Saúde - Governo Federal - Relatório Completo

OS INVESTIMENTOS EM SAÚDE DO GOVERNO FEDERAL

Este documento avalia os empreendimentos do segmento[1] de saúde do Governo Federal, com base nos desembolsos com investimentos. Em termos orçamentários, os investimentos correspondem às despesas de capital com o planejamento e a execução de obras, inclusive com a aquisição de imóveis considerados necessários à realização dessas últimas, e com a aquisição de instalações, equipamentos e material permanente.

A análise terá como foco os investimentos previstos, isto é, os valores que constam no orçamento federal, e os investimentos realizados, os quais equivalem às despesas efetivamente realizadas ao longo de cada ano ou exercício fiscal. A referência primária são os projetos ou empreendimentos na área de Saúde de todos os órgãos do Governo Federal. Os dados considerados são os dos orçamentos aprovados anualmente estabelecidos na Lei Orçamentária Anual (LOA) e os valores pagos ao longo dos exercícios fiscais de 2010 a 2018[2], com a análise se concentrando no período entre 2012 e 2018, para garantir a comparabilidade das informações.

Em 2012, foram identificados no orçamento do Governo Federal 136 empreendimentos que correspondem às ações[3] do executivo federal na área, número que passou para 80 em 2016, tendo algumas delas sido finalizadas ou agregadas a novas ações de governo. Desde então, o número de ações se mostra estável a cada orçamento anual, como ilustra o Gráfico 1.
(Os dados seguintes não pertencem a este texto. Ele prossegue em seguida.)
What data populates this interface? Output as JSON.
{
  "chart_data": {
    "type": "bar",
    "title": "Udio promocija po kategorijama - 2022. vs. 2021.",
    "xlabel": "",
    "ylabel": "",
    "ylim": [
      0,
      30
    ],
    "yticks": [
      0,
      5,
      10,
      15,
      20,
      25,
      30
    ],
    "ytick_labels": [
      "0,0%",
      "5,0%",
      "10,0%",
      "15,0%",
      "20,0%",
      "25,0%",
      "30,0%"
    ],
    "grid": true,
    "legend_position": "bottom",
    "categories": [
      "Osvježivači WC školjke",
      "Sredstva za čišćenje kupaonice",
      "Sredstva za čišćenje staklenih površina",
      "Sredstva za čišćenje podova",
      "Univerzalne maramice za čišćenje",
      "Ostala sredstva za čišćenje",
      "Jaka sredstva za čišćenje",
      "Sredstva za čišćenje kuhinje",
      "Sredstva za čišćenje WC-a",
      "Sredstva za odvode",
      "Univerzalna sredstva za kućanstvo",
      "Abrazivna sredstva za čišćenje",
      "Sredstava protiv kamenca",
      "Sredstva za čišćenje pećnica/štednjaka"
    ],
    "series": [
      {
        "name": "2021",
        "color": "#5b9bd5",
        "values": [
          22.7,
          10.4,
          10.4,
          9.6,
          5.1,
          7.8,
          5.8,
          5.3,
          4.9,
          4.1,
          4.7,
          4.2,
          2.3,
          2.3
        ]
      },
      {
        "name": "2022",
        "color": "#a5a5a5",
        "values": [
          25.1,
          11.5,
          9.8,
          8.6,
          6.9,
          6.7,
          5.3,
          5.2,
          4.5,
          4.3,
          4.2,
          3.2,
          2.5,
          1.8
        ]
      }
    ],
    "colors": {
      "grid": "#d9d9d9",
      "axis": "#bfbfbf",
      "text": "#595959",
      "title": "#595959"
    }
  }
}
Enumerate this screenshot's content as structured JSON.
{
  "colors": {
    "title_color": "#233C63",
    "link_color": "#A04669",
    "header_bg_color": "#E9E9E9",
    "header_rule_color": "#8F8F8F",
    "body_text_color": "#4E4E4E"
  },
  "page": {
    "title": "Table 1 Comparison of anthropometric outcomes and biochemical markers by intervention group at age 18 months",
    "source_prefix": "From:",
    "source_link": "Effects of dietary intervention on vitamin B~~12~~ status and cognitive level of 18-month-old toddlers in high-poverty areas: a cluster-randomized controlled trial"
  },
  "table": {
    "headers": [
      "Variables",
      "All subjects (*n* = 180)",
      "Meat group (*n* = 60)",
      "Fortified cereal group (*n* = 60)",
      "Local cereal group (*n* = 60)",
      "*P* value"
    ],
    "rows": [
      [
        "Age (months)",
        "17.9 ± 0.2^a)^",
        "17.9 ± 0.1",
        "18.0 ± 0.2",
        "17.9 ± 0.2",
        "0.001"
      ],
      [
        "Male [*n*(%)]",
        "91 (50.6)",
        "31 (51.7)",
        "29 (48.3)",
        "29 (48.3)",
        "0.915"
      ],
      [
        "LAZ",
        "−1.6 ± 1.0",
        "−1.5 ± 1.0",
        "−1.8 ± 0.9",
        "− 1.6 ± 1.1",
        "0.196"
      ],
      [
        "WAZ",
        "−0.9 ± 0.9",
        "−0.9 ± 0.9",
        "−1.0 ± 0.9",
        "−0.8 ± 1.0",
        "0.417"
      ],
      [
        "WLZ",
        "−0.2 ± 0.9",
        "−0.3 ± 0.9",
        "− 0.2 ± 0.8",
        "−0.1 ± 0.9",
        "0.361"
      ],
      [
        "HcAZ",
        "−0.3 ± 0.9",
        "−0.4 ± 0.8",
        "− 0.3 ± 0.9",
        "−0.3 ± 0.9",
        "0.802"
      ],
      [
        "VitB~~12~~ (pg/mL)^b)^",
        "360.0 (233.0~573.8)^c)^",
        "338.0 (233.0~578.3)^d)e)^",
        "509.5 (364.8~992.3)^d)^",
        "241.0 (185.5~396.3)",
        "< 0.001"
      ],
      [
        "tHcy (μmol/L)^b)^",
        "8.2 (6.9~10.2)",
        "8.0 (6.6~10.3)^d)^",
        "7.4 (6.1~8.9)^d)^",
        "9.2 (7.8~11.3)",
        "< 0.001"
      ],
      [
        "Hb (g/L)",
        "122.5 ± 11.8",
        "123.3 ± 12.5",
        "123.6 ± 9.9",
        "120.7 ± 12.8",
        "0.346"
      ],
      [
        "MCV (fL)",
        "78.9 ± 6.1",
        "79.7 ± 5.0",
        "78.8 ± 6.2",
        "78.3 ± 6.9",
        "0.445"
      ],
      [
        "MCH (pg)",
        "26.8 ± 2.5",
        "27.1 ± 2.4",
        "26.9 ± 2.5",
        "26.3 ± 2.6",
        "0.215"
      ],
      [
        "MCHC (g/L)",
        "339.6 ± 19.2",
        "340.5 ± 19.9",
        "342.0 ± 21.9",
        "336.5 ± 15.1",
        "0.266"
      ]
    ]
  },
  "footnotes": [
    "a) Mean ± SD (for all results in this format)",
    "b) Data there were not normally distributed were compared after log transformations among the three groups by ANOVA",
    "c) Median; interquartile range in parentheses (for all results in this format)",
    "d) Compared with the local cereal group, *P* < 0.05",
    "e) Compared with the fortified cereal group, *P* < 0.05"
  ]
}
Gráfico 1. Número de ações na função Saúde, Governo Federal, 2012-2018

Fonte: Sistema Integrado de Administração Financeira do Governo Federal (SIAFI). Elaboração: Ex Ante Consultoria Econômica.

Considerando o total orçado[4] anualmente para o conjunto de ações referente à função ou segmento de saúde do Governo Federal, os investimentos previstos ficaram entre R$ 5,677 bilhões e R$ 12,143 bilhões, em valores correntes, entre 2012 e 2018, como ilustrado na Tabela 1 abaixo. Nesse período, o valor acumulado alcançou R$ 61,919 bilhões em sete anos de orçamento.

A tabela apresenta também os valores pagos ou investidos nas diversas ações na área de saúde, bem como os valores pagos de despesas pertencentes ao orçamento de exercícios anteriores e inscritos em restos a pagar (RAP) para o exercício corrente. Por fim, a quarta linha da tabela corresponde à soma dessas duas últimas rubricas, correspondendo ao pagamento ou investimento efetivo em determinado ano. Como é possível notar com base nos dados da Tabela 1, o montante dos investimentos previstos mudou de patamar na passagem de 2012 para 2013, passando de R$ 12,143 bilhões para pouco acima de R$ 9 bilhões nos dois anos seguintes. Em 2015, o valor orçado voltou a ficar acima dos R$ 10 bilhões. Entre 2016 e 2018, o investimento médio anual ficou abaixo dos anos anteriores, com o menor valor orçado no período sendo o de 2018.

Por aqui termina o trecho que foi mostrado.